Dulu ada ungkapan “bukan salah bunda mengandung”… tetapi kalau ditelusuri, seorang Ustadz yang membaca ayat Injil itu, kemungkinan yang termasuk salah adalah almamater yang mengasuh dan mendidiknya yang memang berupa perguruan tinggi Islam di Indonesia yang telah direkayasa jadi pendidikan memesongkan Islam.
Atau menjadikan Islam mencong ke liberal bahkan berkeyakinan pluralisme agama yang bahasa Islamnya kemusyrikan baru. Sehingga jadi bangga ketika jadi ustadz lalu di tempat yang terhormat kemudian mengutip ayat Injil kemudian dikilahi dengan ayat Al-Qur’an itu merupakan penerapan dari pendidikan tinggi Islam di Indonesia yang telah berhasil memencongkannya ke arah yang nyerempet-nyerempet kemusyrikan baru itu.

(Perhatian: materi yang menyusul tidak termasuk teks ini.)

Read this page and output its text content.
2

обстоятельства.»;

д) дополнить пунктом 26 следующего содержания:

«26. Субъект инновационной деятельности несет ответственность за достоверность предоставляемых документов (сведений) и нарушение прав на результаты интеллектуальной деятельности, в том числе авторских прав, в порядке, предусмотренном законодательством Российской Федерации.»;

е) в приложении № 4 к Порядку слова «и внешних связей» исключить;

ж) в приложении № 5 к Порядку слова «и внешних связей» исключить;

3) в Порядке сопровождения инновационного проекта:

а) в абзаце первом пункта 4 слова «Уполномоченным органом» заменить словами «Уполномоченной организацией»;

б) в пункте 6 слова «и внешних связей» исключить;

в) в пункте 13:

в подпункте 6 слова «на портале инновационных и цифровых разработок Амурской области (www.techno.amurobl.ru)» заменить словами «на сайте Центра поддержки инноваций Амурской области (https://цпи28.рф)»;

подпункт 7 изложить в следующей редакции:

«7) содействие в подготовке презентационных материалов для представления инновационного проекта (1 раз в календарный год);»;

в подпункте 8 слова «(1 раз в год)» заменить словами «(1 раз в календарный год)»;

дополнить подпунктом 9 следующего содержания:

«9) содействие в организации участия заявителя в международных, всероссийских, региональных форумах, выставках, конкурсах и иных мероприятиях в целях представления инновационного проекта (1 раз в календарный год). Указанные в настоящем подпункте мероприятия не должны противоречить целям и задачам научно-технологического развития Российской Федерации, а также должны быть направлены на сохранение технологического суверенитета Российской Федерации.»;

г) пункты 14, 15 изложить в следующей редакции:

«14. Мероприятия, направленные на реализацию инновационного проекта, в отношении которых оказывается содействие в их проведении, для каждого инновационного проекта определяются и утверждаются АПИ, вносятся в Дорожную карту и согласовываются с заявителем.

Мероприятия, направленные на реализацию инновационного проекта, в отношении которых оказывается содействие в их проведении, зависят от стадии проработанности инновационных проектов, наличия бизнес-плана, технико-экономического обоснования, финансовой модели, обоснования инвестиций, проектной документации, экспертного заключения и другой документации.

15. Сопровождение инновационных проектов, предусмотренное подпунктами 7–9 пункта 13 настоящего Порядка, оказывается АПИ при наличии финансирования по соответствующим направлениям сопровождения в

Campur aduklah sudah. Ditambah lagi memang komunitas yang dia duduki mempersilakan yang begitu.Tumbu oleh tutup, klop.
Kurang lebihnya, pendidikan tinggi Islam di Indonesia arahnya seperti itu. Mampu mengutip injil lalu dikilahi dengan ayat Al-Qur’an agar jadi tampak pas. Lalu dijual!
Bagaimana sebenarnya sikap Nabi Muhammad shallallahu ‘alaihi wa sallam dalam hal menjaga kemurnian aqidah untuk diikuti oleh Ummatnya?
Nabi shallallahu ‘alaihi wa sallam sangat menegakkan Tauhid
Nabi shallallahu ‘alaihi wa sallam pada suatu hari melihat di tangan Umar bin Khathab radhiyallahu ‘anhu ada selembar dari Taurat, dan Umar mengagumi isinya, maka Rasulullah shallallahu ‘alaihi wa sallam marah dengan kemarahan yang keras. Dalam hadits diriwayatkan:
Dari Jabir bin Abdullah ‘Umar bin khatab menemui Nabi Shallallahu ’alaihi wasallam dengan membawa tulisan yang dia dapatkan dari Ahli Kitab. Nabi Shallallahu ’alaihi wasallam terus membacanya dan marah seraya bersabda: “Bukankah isinya hanya orang-orang yang bodoh Wahai Ibnu Khottob? Demi dzat yang jiwaku berada di tangan-Nya, saya datang kepada kalian dengan membawa cahaya yang terang. Janganlah kalian bertanya kepada mereka tentang sesuatu! Bagaimana jika mereka mengabari kalian kebenaran lalu kalian mendustakannya atau mereka (menyampaikan) kebatilan lalu kalian membenarkannya? Demi yang jiwaku berada di tangan-Nya, seandainya Musa ‘alaihissalam hidup maka tidak ada jalan lain selain dia mengikutiku.” (Sebagaimana diriwayatkan Imam Ahmad dalam Musnadnya 3/387 nomor 14623, dan Al-Baihaqi dalam Syu’bul Iman, dan Ad-Darimi 1/115-116 dengan lebih sempurna. Hadits ini menurut Abdur Rahman Abdul Khaliq berderajat Hasan, karena punya banyak jalan menurut Al-Lalkai dan Al-Harwi dan lainnya).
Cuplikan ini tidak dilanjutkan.